What’s brewing for the next year? Power plays and change. The CEO power position. Companies gaining power in the industry. Consuming too much power. The power of gaming. Powerful AI is not free. Arm flexes its muscle and power. And, the power of the rumor mill. All that courtesy of the power of tasseography.
I might not be able to read tea leaves, but after years of covering the tech industry, “reading” the industry trends and signs is my cup of tea, at least to the extent of offering up my predictions for the GPU and related markets in 2025. My divination is not born of witchcraft but careful consideration: 2025 will be a year of change.
- Intel hires an outsider to be CEO, who takes a chain saw to the place and makes the deep cuts that are necessary, not the surgical cuts that Gelsinger was taking. One of those deep cuts will be the fabs. They will indeed spin them off fully, just like AMD did in 2008. But it will be long and painful and expensive, just like AMD’s spin-off was.
- And Gelsinger will be vindicated as people realize the severity of the situation and that he was trying to do his best. But don’t expect Intel to acknowledge it publicly.
- AMD finally gains ground against Nvidia in HPC and AI: The Instinct cards offer competitive performance and have proven themselves in supercomputers like Frontier. The Top 500 supercomputer list in 2025 will feature many more Instinct-driven machines. The company’s gaming GPUs, though, will continue to languish.
- Nvidia will face pushback on its power consumption, as data centers are now drawing more power than entire cities, and it will only get worse with the advent of AI factories or data centers with large AI subsections. Municipalities and power companies are going to put their foot down and say enough. What exactly Nvidia can do about it without crippling its processors is another story.
- New consoles from Sony and Microsoft: Their current consoles are getting old, and sales are trailing off. It is high time for a hardware refresh that fully embraces the cloud, AI, and other new technologies. If we still had E3, that would be the time to announce it. Perhaps this will happen at the upcoming CES show.

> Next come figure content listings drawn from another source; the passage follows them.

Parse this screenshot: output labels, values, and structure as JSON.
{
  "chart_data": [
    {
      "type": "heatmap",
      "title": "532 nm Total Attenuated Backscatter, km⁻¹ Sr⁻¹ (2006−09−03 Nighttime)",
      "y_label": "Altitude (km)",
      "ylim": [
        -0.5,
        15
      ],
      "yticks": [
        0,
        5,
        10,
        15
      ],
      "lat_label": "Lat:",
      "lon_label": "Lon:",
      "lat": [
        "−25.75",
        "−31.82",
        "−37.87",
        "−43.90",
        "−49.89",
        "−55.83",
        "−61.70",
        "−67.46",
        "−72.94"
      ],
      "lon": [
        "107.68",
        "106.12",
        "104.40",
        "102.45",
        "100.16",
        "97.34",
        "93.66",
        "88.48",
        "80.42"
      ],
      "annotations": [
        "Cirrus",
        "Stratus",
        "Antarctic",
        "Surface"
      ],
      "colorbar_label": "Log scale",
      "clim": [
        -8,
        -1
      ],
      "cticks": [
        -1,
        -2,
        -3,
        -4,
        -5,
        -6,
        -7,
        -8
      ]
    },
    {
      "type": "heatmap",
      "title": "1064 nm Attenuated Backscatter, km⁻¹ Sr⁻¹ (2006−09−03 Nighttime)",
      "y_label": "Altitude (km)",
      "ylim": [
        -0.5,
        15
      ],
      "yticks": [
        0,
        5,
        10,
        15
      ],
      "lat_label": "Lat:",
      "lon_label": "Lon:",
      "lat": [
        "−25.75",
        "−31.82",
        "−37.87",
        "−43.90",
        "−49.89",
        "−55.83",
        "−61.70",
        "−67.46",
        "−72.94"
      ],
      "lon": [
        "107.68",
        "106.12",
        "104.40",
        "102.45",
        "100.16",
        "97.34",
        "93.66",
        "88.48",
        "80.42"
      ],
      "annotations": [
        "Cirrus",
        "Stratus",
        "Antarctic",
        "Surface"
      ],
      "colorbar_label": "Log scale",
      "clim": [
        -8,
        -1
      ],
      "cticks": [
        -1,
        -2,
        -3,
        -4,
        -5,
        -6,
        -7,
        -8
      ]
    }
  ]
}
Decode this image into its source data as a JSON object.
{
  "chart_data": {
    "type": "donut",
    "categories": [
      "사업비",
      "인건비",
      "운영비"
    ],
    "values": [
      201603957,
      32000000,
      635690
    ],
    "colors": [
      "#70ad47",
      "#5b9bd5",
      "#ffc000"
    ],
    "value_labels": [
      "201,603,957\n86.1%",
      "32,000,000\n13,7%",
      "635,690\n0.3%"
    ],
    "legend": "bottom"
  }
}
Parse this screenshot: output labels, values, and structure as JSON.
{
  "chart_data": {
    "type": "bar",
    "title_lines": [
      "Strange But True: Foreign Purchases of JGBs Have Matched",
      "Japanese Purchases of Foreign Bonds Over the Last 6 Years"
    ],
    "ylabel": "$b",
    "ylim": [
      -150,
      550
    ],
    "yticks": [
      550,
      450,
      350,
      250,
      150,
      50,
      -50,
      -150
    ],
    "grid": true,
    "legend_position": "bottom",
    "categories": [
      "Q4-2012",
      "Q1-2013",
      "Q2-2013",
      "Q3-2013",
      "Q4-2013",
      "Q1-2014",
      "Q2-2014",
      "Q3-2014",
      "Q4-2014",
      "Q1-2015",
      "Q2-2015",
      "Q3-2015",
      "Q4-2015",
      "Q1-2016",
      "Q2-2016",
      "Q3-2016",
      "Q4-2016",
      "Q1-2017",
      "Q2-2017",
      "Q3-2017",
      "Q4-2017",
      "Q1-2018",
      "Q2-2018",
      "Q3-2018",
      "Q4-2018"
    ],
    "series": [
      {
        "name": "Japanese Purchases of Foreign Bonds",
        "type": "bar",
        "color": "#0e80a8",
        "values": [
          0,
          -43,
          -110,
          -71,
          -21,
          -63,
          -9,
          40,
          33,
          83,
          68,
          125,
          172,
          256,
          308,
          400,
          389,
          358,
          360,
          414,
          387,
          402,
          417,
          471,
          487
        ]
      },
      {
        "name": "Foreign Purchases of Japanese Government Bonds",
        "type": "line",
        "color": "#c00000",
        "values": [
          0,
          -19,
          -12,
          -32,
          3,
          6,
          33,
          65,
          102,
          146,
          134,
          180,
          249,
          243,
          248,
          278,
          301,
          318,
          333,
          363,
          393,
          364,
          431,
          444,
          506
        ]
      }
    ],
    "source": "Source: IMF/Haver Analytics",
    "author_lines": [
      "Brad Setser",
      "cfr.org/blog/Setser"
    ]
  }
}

- AI has to deliver. Right now, the biggest companies are investing billions in AI equipment such as xAI building a cluster of 100,000 Nvidia GPUs. What do they have to show for it? In the freebie culture of the Internet, people will not be willing to spend money on monthly subscriptions, especially given how hit or miss these chatbots can be. These massive AI systems got to start paying for themselves, but there will be pushback from investors.
- Arm breaks out big. On the PC client, Arm is up to 10% market share. If, as predicted, there is a major new version of Windows 11 coupled with the end of support for certain versions of Windows 10, we will experience a big PC refresh, and this is a chance for Arm PCs to really make a move.
- On the server side, every major hyperscaler has their own home brew Arm processor that is increasingly competing with Intel and AMD. At its recent AWS re:Invent conference, AWS said that half of all instances spun up in the last two years were on Graviton, it’s homemade Arm processor, and not on x86. If this trend continues, that’s bad news for Intel and AMD.
- The long knives are out for Nvidia. For the last two learning cycles, Nvidia was subject to negative rumors approximately one week before earnings. Both centered around the issues for its upcoming Blackwell processor generation, and both were denied by the company.
- Typically when Silicon Valley companies go to war, they face each other out in the open in a very public manner (like Jensen Huang used to do to Intel or what Steve Jobs did with Adobe). But it now looks like a whisper campaign is being started, presumably by jealous competitors. A healthy dose of skepticism now will be needed for every bit of bad news about the company.